The energy crisis largely created by Russia’s missing fossil fuels might best be viewed as shorthand for a series of crises around climate change, government finances, inequality, inflation, politics and social cohesion as well. Policymakers have much to solve before European gas and oil prices drop to anywhere near their pre-crisis averages.
The blind spot
In 2001, Russian President Vladimir Putin addressed the German parliament and in flawless German expressed a desire for warmer ties with the West. “Russia is a friendly European nation,” Putin declared.
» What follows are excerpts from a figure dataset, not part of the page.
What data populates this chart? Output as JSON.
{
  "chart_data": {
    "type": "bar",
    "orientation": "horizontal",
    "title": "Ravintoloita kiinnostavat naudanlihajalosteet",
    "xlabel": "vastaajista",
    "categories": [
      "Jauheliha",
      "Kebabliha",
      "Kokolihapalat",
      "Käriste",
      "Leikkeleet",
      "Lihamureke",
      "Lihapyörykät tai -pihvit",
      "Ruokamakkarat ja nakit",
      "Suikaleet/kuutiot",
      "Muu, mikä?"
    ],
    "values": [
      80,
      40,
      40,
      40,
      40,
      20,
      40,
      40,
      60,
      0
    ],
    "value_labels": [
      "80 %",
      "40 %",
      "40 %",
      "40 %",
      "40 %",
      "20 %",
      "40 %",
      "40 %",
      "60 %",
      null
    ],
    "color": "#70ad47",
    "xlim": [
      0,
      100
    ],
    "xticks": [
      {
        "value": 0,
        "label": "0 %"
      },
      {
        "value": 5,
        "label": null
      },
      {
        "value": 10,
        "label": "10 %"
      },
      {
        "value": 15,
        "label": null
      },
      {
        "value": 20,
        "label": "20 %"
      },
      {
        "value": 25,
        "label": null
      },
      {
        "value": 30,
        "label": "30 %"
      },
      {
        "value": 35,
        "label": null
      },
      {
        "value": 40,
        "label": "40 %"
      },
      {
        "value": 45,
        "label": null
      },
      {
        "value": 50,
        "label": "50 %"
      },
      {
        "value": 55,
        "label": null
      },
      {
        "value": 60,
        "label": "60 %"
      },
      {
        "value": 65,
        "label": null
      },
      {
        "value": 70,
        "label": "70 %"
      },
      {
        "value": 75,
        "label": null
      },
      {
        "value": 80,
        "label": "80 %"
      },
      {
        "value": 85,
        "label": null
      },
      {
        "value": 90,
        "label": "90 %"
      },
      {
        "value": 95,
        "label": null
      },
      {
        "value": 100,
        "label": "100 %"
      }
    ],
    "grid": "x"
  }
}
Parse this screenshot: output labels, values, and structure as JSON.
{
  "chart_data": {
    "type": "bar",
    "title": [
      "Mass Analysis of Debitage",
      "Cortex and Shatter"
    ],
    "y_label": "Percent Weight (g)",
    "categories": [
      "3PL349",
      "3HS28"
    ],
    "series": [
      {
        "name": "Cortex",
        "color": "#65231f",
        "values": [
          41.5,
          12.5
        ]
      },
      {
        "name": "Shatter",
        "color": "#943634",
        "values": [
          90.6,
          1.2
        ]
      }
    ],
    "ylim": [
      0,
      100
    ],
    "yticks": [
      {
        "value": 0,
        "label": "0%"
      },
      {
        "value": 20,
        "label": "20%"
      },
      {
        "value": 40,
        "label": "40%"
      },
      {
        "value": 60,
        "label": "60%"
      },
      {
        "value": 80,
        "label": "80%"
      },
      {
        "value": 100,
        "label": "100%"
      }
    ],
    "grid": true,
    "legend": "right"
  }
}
German lawmakers leapt up in applause. One biographer of Angela Merkel wonders: Did Putin notice that in the second row of the Bundestag chamber, an unsmiling future chancellor who grew up in East Germany and spoke Russian remained seated? Merkel barely clapped. She knew KGB “values, loyalties and training are not so easily shed”.
In 2020, Russian opposition leader Alexei Navalny collapsed after being poisoned with a nerve agent. He survived only because Merkel arranged for Navalny to be medivacked to Berlin. But even as Navalny lay in a coma in the Charité hospital, Merkel refused to cancel the Nord Stream 2 pipeline that would double the amount of gas pumped from Russia across the Baltic Sea to Germany. Nord Stream 1, which has operated since 2011, carries 55 billion m3 of gas a year.
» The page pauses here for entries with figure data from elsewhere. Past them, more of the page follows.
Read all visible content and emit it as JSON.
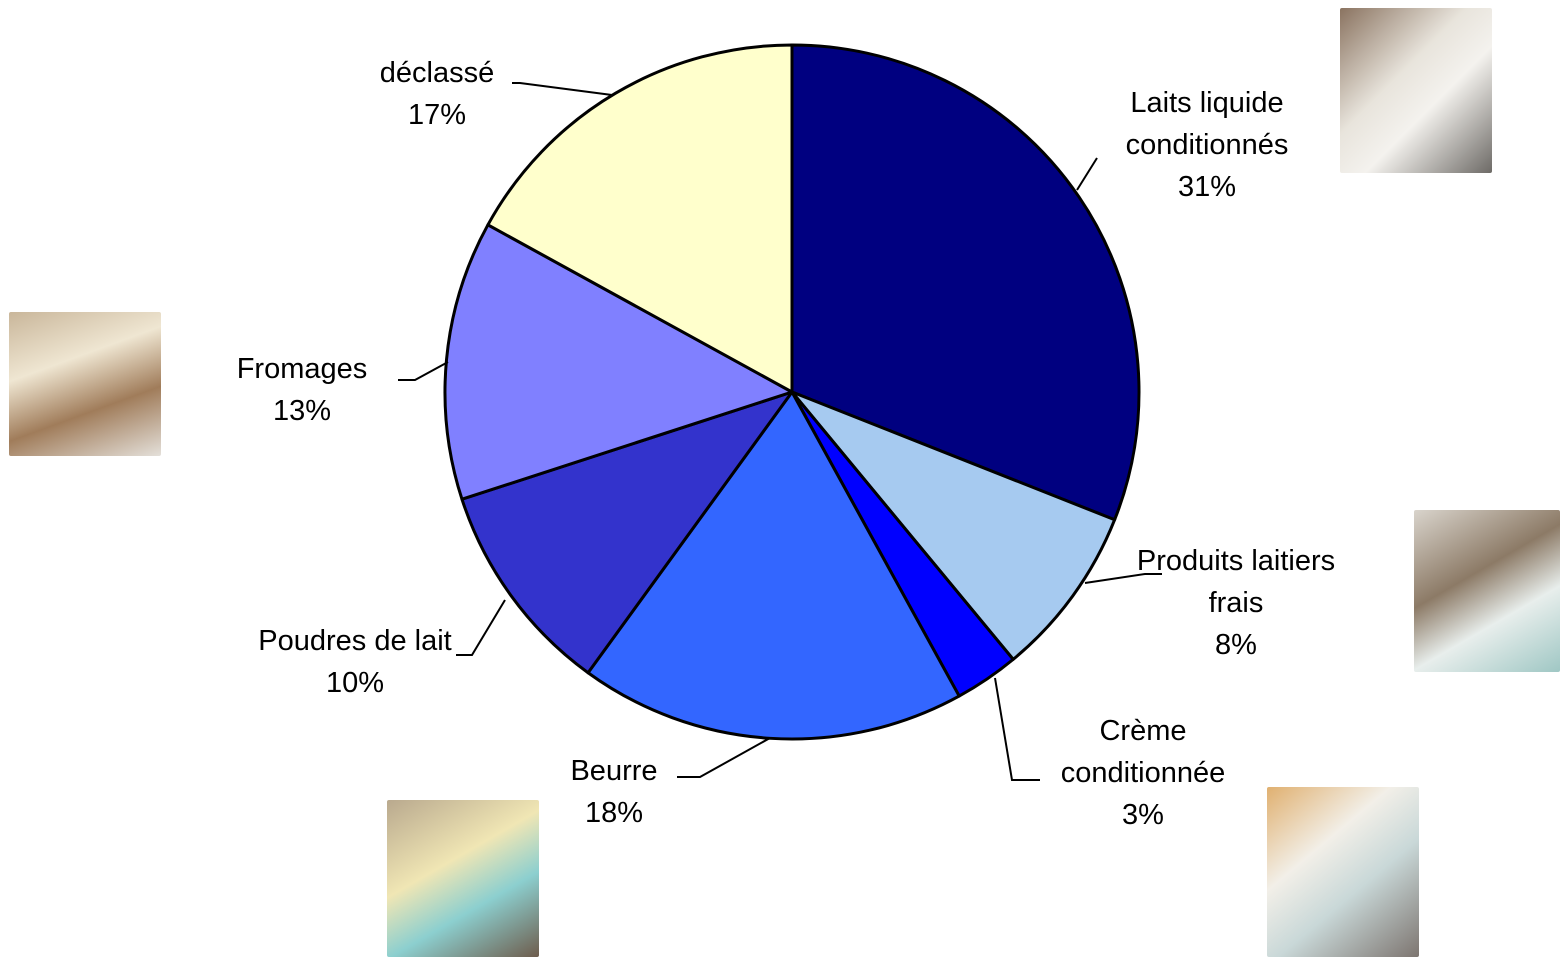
{
  "chart_data": {
    "type": "pie",
    "categories": [
      "Laits liquide conditionnés",
      "Produits laitiers frais",
      "Crème conditionnée",
      "Beurre",
      "Poudres de lait",
      "Fromages",
      "déclassé"
    ],
    "values": [
      31,
      8,
      3,
      18,
      10,
      13,
      17
    ],
    "value_labels": [
      "31%",
      "8%",
      "3%",
      "18%",
      "10%",
      "13%",
      "17%"
    ],
    "colors": [
      "#000080",
      "#a6caf0",
      "#0000ff",
      "#3366ff",
      "#3333cc",
      "#8080ff",
      "#ffffcc"
    ]
  }
}
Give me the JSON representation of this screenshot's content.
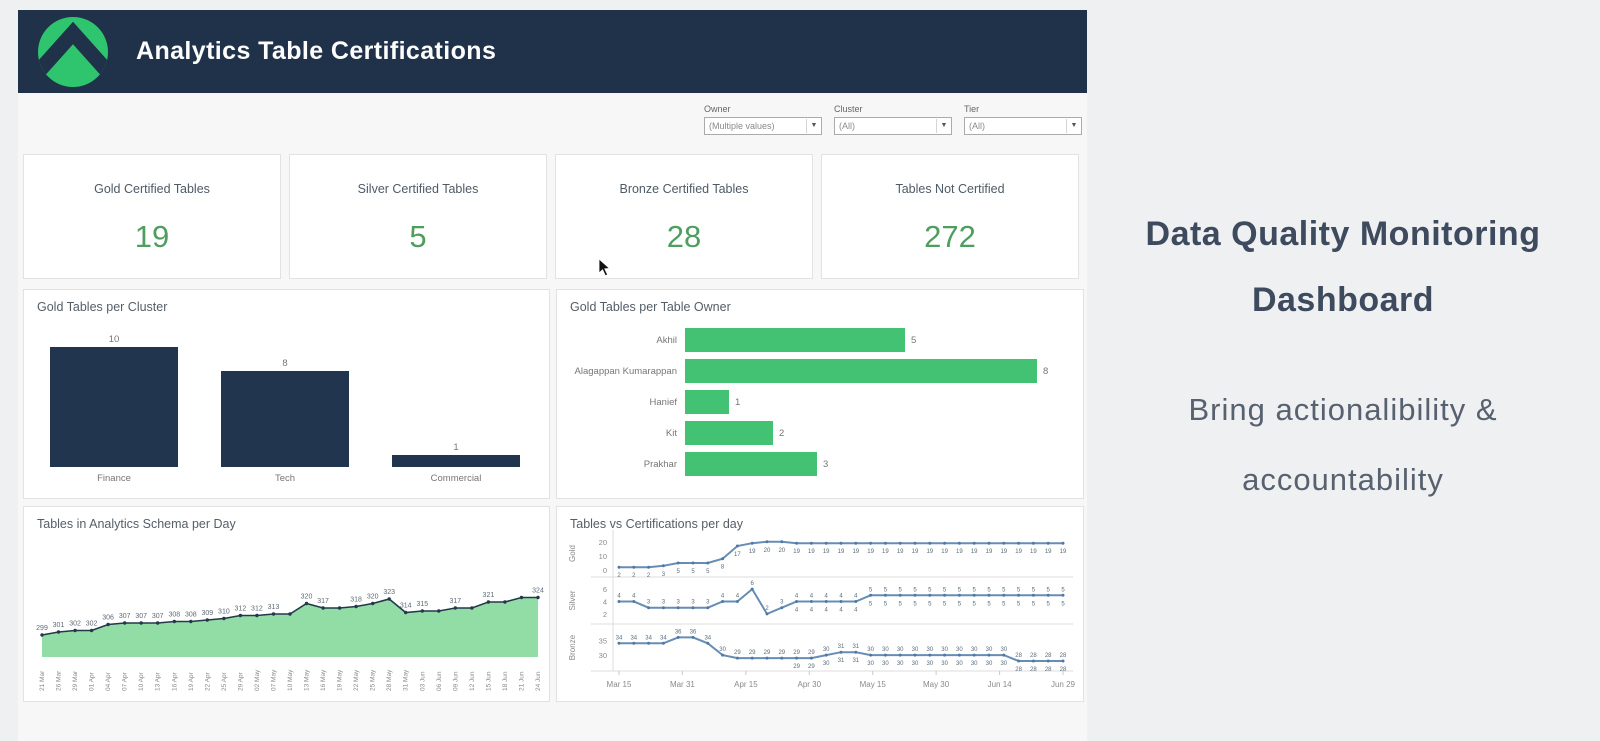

Merkel’s willingness to allow Germany to become dependent on Russian gas is now regarded as her blind spot. “Every time Obama asked Merkel why she was going ahead with Nord Stream 2, Merkel gave a different answer,” a national security adviser to the US administration of Barack Obama recalls.
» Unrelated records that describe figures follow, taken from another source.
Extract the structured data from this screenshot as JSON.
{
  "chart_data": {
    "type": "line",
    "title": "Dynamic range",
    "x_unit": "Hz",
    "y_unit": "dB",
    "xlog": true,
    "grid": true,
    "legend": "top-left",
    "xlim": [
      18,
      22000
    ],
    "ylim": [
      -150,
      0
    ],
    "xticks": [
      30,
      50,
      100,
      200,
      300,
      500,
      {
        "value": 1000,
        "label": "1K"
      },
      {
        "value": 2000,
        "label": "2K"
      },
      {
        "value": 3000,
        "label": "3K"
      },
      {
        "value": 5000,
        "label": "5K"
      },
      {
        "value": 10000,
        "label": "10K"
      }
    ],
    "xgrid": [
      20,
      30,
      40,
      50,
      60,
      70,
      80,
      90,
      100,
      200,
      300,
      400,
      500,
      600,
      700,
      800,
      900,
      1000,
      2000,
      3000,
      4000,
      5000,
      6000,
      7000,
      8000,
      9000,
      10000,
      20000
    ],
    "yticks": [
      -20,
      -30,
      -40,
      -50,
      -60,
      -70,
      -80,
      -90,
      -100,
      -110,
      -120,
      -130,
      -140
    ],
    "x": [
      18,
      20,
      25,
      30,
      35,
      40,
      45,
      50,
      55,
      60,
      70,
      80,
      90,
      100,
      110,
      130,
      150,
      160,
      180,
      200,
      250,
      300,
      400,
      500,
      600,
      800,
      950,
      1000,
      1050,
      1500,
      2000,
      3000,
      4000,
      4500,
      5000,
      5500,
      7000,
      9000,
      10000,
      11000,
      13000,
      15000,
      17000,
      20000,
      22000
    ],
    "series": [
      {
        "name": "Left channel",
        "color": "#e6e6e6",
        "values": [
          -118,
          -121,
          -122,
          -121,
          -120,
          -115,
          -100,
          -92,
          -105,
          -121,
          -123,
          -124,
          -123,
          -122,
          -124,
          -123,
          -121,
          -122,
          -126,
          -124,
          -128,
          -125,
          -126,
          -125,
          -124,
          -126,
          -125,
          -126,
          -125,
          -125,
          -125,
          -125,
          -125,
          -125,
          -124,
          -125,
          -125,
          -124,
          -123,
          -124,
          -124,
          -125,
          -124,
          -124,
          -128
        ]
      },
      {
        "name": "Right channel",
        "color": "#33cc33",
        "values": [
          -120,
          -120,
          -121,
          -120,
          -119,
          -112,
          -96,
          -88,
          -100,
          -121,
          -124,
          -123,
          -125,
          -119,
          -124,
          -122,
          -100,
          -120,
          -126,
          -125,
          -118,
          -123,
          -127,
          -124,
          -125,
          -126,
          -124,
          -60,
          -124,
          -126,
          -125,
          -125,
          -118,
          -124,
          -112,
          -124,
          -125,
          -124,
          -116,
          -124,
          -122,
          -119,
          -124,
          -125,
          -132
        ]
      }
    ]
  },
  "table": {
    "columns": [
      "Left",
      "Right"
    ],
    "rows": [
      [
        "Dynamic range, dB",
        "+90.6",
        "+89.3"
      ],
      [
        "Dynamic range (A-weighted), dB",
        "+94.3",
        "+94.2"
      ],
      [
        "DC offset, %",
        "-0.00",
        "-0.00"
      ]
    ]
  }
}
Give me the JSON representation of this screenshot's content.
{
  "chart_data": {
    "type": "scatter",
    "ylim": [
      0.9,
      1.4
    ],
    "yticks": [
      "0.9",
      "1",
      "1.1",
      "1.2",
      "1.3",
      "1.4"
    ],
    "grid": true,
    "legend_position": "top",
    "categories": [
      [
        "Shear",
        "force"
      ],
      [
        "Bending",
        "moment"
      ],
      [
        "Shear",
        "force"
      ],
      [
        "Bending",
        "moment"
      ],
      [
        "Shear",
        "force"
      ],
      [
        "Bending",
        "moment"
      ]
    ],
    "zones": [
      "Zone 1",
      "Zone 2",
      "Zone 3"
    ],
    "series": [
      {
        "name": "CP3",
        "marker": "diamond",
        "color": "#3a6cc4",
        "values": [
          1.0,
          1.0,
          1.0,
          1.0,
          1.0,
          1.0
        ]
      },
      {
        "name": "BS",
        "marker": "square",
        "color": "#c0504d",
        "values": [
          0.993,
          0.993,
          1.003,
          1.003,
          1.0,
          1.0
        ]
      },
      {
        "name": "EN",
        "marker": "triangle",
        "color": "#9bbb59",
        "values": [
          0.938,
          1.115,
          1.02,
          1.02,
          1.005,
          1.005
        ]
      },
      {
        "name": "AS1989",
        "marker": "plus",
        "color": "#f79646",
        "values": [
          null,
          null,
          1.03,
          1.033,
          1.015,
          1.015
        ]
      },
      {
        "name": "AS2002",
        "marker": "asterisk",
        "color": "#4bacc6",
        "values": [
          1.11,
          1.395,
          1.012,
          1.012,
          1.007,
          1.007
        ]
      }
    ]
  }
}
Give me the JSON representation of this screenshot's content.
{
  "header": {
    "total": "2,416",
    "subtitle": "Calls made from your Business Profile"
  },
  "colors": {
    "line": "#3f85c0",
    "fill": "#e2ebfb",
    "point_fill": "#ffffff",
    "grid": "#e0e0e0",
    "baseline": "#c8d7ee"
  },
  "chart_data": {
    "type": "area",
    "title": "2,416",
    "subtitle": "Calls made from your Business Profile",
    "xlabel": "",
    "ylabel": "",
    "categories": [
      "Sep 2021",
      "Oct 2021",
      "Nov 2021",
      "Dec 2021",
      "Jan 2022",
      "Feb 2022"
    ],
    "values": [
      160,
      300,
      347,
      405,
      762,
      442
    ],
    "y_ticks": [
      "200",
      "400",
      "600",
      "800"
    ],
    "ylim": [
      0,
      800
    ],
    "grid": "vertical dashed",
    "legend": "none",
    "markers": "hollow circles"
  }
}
Other German policymakers were just as short-sighted. German Foreign Minister Heiko Maas and others in the German delegation smirked when Donald Trump in 2018 warned Germany it would become “totally dependent on Russian energy if it does not immediately change course”. The German laughter reflected the country’s desire to reduce reliance on coal to mitigate climate change, eradicate nuclear power plants for safety reasons, save money, and a hope that greater economic ties would improve political ties with Russia.
Russia’s invasion of Ukraine prompted Germany to block Nord Stream 2. In retaliation, Russia is stifling flows through Nord Stream 1 and Europe is turning to LNG and other fossil fuels.
In time, the investment underway in renewables will be a big part of how Europe escapes the folly of relying on a non-renewable fossil fuel under the stranglehold of a hostile autocrat. Once Europe has secured affordable and clean energy, it will be able to close for good those coal plants being refired to overcome today’s energy emergency.